- Developer: Fugitive Games
- Publisher: Iceberg Interactive
- Composers: Jack Wall Jim Lordeman
- Engine: Unreal Engine 4
- Platform: Microsoft Windows
- Release: WW: March 4, 2016;
- Genre: Space combat simulator
- Mode: Single-player

= Into the Stars =

2016 video game

Into the Stars is a space simulator video game developed by Fugitive Games, a development team made up of former EA DICE and Spark Unlimited developers, and published by Iceberg Interactive. Following a successful Kickstarter crowdfunding campaign, the game was greenlit and went into the Steam Early Access program.

The goal of the Into the Stars is to reach the planet of Titus Nova, with one large "capital" spaceship and a limited amount of supplies. In order to achieve this the player must visit other planets to gather resources, negotiate with alien species, and attempt to escape the pursuit of an enemy threat known as the Skorn.

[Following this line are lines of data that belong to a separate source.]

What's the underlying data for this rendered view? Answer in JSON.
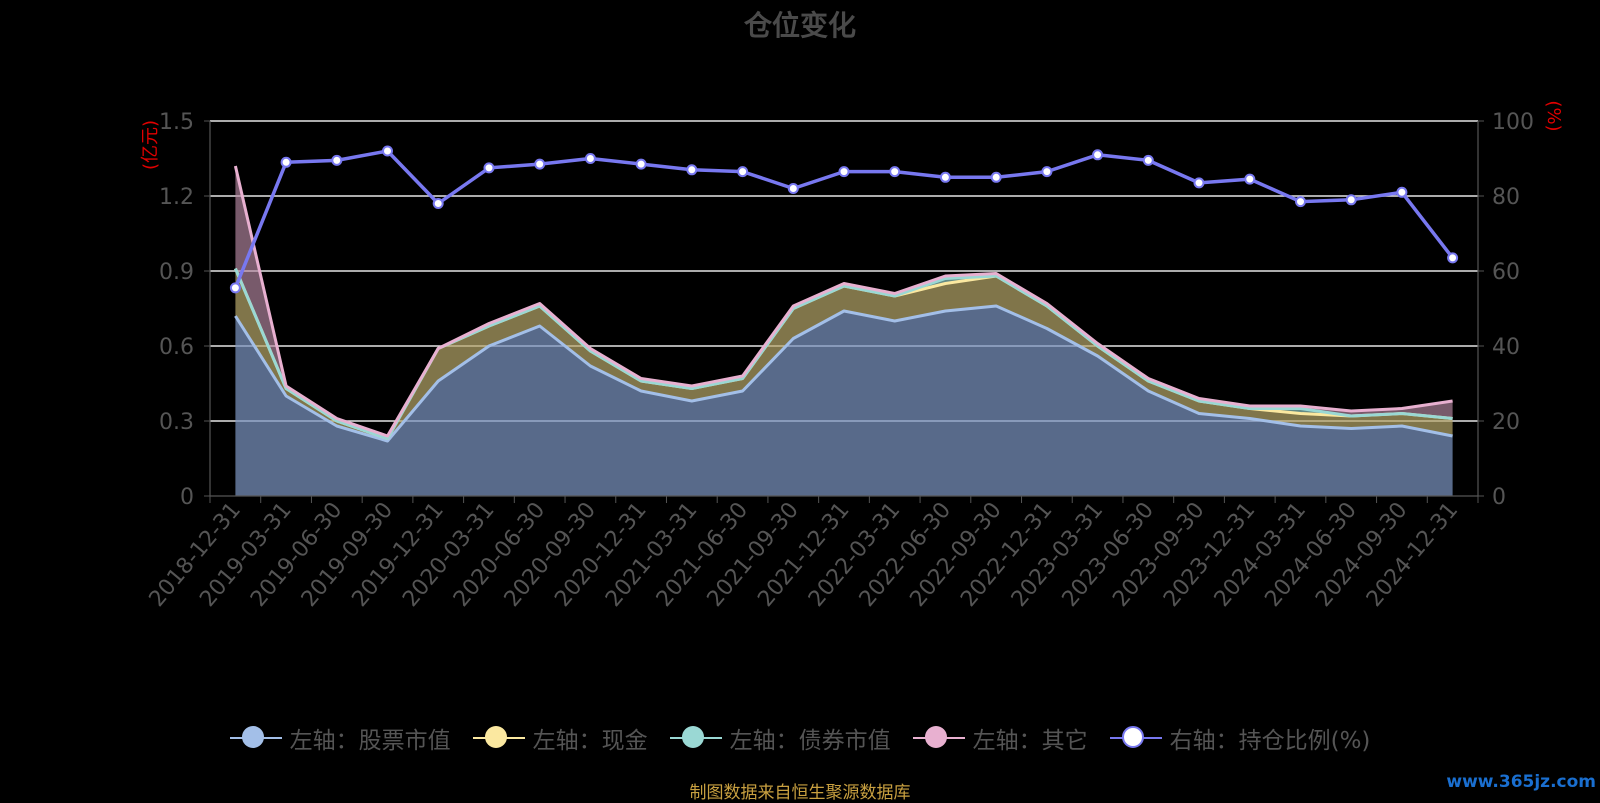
{
  "title": "仓位变化",
  "source_text": "制图数据来自恒生聚源数据库",
  "watermark": "www.365jz.com",
  "chart_data": {
    "type": "area",
    "title": "仓位变化",
    "categories": [
      "2018-12-31",
      "2019-03-31",
      "2019-06-30",
      "2019-09-30",
      "2019-12-31",
      "2020-03-31",
      "2020-06-30",
      "2020-09-30",
      "2020-12-31",
      "2021-03-31",
      "2021-06-30",
      "2021-09-30",
      "2021-12-31",
      "2022-03-31",
      "2022-06-30",
      "2022-09-30",
      "2022-12-31",
      "2023-03-31",
      "2023-06-30",
      "2023-09-30",
      "2023-12-31",
      "2024-03-31",
      "2024-06-30",
      "2024-09-30",
      "2024-12-31"
    ],
    "left_axis": {
      "name": "(亿元)",
      "ylim": [
        0,
        1.5
      ],
      "ticks": [
        "0",
        "0.3",
        "0.6",
        "0.9",
        "1.2",
        "1.5"
      ]
    },
    "right_axis": {
      "name": "(%)",
      "ylim": [
        0,
        100
      ],
      "ticks": [
        "0",
        "20",
        "40",
        "60",
        "80",
        "100"
      ]
    },
    "series": [
      {
        "name": "左轴：股票市值",
        "axis": "left",
        "stacked": true,
        "color": "#a3bfe8",
        "values": [
          0.72,
          0.4,
          0.28,
          0.22,
          0.46,
          0.6,
          0.68,
          0.52,
          0.42,
          0.38,
          0.42,
          0.63,
          0.74,
          0.7,
          0.74,
          0.76,
          0.67,
          0.56,
          0.42,
          0.33,
          0.31,
          0.28,
          0.27,
          0.28,
          0.24
        ]
      },
      {
        "name": "左轴：现金",
        "axis": "left",
        "stacked": true,
        "color": "#fbe8a0",
        "values": [
          0.19,
          0.03,
          0.02,
          0.01,
          0.13,
          0.08,
          0.08,
          0.06,
          0.04,
          0.05,
          0.05,
          0.12,
          0.1,
          0.1,
          0.11,
          0.12,
          0.09,
          0.04,
          0.04,
          0.05,
          0.04,
          0.05,
          0.05,
          0.05,
          0.07
        ]
      },
      {
        "name": "左轴：债券市值",
        "axis": "left",
        "stacked": true,
        "color": "#9ad8d4",
        "values": [
          0.0,
          0.0,
          0.0,
          0.0,
          0.0,
          0.0,
          0.0,
          0.0,
          0.0,
          0.0,
          0.0,
          0.0,
          0.0,
          0.0,
          0.02,
          0.0,
          0.0,
          0.0,
          0.0,
          0.0,
          0.0,
          0.02,
          0.0,
          0.0,
          0.0
        ]
      },
      {
        "name": "左轴：其它",
        "axis": "left",
        "stacked": true,
        "color": "#e8b0d0",
        "values": [
          0.41,
          0.01,
          0.01,
          0.01,
          0.0,
          0.01,
          0.01,
          0.01,
          0.01,
          0.01,
          0.01,
          0.01,
          0.01,
          0.01,
          0.01,
          0.01,
          0.01,
          0.01,
          0.01,
          0.01,
          0.01,
          0.01,
          0.02,
          0.02,
          0.07
        ]
      },
      {
        "name": "右轴：持仓比例(%)",
        "axis": "right",
        "type": "line",
        "color": "#7878f0",
        "values": [
          55.5,
          89.0,
          89.5,
          92.0,
          78.0,
          87.5,
          88.5,
          90.0,
          88.5,
          87.0,
          86.5,
          82.0,
          86.5,
          86.5,
          85.0,
          85.0,
          86.5,
          91.0,
          89.5,
          83.5,
          84.5,
          78.5,
          79.0,
          81.0,
          63.5
        ]
      }
    ],
    "grid": true,
    "legend_position": "bottom"
  }
}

Fugitive Games cited The Oregon Trail and FTL: Faster Than Light among their inspirations for the game.

== Reception ==
On Metacritic, Into the Stars received "mixed or average reviews". Don Saas of GameSpot rated it 6/10 stars. Saas praised the game's graphics, resource management, and the detailed character backgrounds, but he said that the unchanging map limits replayability. He also found the game's difficulty inconsistent and too dependent on punishing random events.